We didn’t need to talk in order to explain or understand each other! I showed them more moves, and they tried them until they were able to do them, too. Capoeiristas (practitioners of Capoeira) describe this process of responding to another’s movement as “answering the conversation.”

One of their teachers, Amani, was practicing with us. He is also deaf but has managed to learn to speak English. He had practiced Karate before and was really excited to learn more Capoeira. As we were leaving, I thought to exchange contacts with him. I quickly realized that written communication through texting and social media opened up a whole world of communication!

Amani shared that he is interested in art and music. He has a twin brother and had stayed at St. Justin’s himself as a student. Recently, he completed a teacher training program but loves biology and has aspirations to be a doctor one day. He was also fascinated by my life—how I came to live and work in Tanzania, how Loyce and I met and married, and even what I thought about our different cultural backgrounds. I was soon one of his 4000-plus friends on Facebook, and part of his very active and conversational and humorous Facebook feed!

We had a blast making Capoeira music

In Capoeira, the movements follow the rhythm of music and those who aren’t the two “playing the capoeira game” accompany it by playing simple musical instruments, singing (in Portuguese), and clapping. The next time I visited St. Justin’s, I figured I would bring some of the musical instruments, which are familiar here as they are actually traditional Bantu instruments.

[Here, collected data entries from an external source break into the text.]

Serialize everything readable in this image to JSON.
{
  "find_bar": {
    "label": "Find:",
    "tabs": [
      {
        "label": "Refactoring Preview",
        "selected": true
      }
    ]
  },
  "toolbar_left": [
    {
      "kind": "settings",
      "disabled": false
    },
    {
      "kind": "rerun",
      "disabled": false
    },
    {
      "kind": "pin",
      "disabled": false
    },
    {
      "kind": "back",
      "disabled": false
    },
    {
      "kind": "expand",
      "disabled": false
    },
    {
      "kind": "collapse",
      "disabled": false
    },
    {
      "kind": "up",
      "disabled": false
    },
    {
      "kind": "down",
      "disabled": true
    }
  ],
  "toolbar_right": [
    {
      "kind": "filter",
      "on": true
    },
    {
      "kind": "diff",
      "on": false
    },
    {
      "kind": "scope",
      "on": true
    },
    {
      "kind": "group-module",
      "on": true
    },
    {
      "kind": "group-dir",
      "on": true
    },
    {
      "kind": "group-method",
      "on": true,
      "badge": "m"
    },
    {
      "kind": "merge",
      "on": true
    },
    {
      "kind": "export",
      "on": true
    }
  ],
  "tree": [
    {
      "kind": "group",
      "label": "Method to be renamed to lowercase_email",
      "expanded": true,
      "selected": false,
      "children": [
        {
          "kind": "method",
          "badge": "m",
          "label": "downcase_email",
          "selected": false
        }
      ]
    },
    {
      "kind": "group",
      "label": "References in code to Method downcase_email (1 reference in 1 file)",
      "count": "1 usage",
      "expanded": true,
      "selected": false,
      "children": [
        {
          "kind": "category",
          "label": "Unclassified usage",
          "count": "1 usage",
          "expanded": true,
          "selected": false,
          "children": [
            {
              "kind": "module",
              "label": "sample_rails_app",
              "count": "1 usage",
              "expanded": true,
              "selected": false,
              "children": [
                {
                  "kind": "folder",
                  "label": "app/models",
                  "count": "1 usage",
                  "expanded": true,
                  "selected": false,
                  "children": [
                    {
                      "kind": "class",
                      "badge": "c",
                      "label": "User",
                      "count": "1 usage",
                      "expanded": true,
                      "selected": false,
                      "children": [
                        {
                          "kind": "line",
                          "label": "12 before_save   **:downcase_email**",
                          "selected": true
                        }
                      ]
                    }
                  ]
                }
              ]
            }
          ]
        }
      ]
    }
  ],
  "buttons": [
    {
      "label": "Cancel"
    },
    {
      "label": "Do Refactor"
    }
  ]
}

Most of them I had made myself or had found locally. Think sticks, wire, bamboo, and sheet metal for the bell. I did wonder again (I still hadn’t learned my lesson, I guess), how it would go for deaf people to play musical instruments. It’s hard enough for me, and I’m just tone deaf! At any rate, of course they had a blast making music.

As we were playing and switching instruments, I lost track of who was hearing and who not but showed the rhythms the same way regardless—by watching the timing of the other instruments and by feeling the vibrations. While it may not have been in perfect harmony, we were happy.

Needless to say, the experience made me question some of my assumptions about mission. One of the things that I repeatedly struggle with is the expectation of solutions from a missioner. Usually the lesson for me has been that mission is more about encounter.

At its heart, mission is like Capoeira—it’s about moving together in response to one another and about finding God in the space between.

Steve Veryser
Based in Mwanza, Tanzania, Steve Veryser is Maryknoll Lay Missioners' area director for Africa and Asia. He also teaches math to deaf students at Bwiru Boys Technical Secondary School. Steve and his wife, Loyce, have been Maryknoll lay missioners since 2018.